Cervical Vertigo:  This is a condition where a problem arises from the neck, specifically the cervical spine. According to Dr. Rauch, the neck muscles play an important role in maintaining balance by communicating with the brain on alignment and movement. Illnesses like neck arthritis or whiplash injuries can disconnect this communication, generating abnormal signals that produce a perception of motion.  Cervical Vertigo, unpredictable triggers, often occurring when turning the head in various directions.

Meniere’s Disease: This is a condition where a small canal within the ear gets swallowed without any understandable reason. This not only leads to vertigo attacks but also symptoms of nausea, a feeling of ear fullness or ringing, and hearing loss. Dr Rauch pointed out that these attacks generally last longer than BPPV-induced vertigo, ranging from 20 minutes to 12 hours.

Vestibular Migraine: This is a myth that migraines solely involve headaches. Migraine leaves an impact on sensory processing in the brain and leads to heightened sensitivity to light, touch, sound, or smells. According to one research, 30% of people experiencing migraines also deal with dizziness, termed vestibular migraine. Also, need to highlight that one type of migraine occurs without a typical headache, particularly in menopausal women. Dr. Rauch advised that dizziness occurs due to an intolerance to bright light or an aversion to sounds, it is likely a vestibular migraine.

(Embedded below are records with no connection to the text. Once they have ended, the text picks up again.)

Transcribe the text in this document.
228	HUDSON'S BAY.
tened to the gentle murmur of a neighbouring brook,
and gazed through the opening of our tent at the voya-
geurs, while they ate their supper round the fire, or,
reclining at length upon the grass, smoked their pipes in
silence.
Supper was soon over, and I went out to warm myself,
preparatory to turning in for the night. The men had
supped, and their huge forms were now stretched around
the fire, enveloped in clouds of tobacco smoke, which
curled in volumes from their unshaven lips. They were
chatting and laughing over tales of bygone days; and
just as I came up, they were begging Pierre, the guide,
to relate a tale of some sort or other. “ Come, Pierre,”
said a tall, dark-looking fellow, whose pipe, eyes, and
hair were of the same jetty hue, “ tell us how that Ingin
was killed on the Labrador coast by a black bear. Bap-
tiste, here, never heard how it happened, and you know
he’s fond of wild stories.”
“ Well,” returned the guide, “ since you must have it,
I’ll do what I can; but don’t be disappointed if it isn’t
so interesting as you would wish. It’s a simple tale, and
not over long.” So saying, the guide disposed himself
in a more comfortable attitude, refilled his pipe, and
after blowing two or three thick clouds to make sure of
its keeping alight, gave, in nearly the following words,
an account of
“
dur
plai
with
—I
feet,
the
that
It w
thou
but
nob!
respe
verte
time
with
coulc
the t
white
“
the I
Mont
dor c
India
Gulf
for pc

Momentary dizziness or imbalance is rather common but sudden episodes of vertigo attacks, in which one perceives the world as moving or spinning, are less frequent. If this is the first time, you’ve ever experienced genuine vertigo, consider it a serious warning sign. If you feel speech difficulty, weakness on one side of the body, or confusion, seek immediate medical assistance to rule out a stroke.

Also, speak with your physician to exclude temporary causes of vertigo, such as drug side effects.  If vertigo is continuous, an ear, nose, and throat specialist diagnoses imbalance disorders and starts treatment. Which may involve medication.

Physical Therapy:

Physical Therapy is one important component of treatment for balance issues. Kathy Joy a physical therapist at Massachusetts Eye and Ear, emphasizes helping patients to feel comfortable with movement.

This treatment may involve breathing techniques and relaxation to minimize panic during vertigo episodes, performing different exercises to increase stability during movement (e.g. tai chi), and soft tissue release to address neck tension.

Moreover, patients can receive guidance on different exercises to retrain the ear’s tolerance for head movements. As an illustration, they might guide you to “straight upright, feel the ground beneath your feet, and slowly turn your head to each side for a few seconds”. Repeat these exercises five to ten times a day.


Maneuvers for BPPV:

In the case of BPPV, a simple maneuver may reposition loose ear crystals, minimizing or eliminating symptoms. Kathy Joy says, “Various maneuvers involve a series of positions while sitting or lying down. The Eley maneuver is the most widely recognized. Your doctor may provide a diagram for you to attempt it at home. However, it’s essential to exercise caution. Incorrect execution can worsen vertigo by misplacing the crystals. It’s advisable to have a clinician therapist guide you through it initially.”

Once you are proficient with the maneuver, you may attempt it at home under your physician’s supervision. Online tutorial videos can be beneficial, but be sure that the video features a certified physical therapist.
Avoiding positions that make BPPV flare-ups worse, such as yoga poses upside down body movements or require lying flat on the back is also very beneficial. While these approaches do not ensure the complete absence of vertigo episodes, they can prevent them from happening and restore equilibrium, allowing individuals to resume their favourite activities.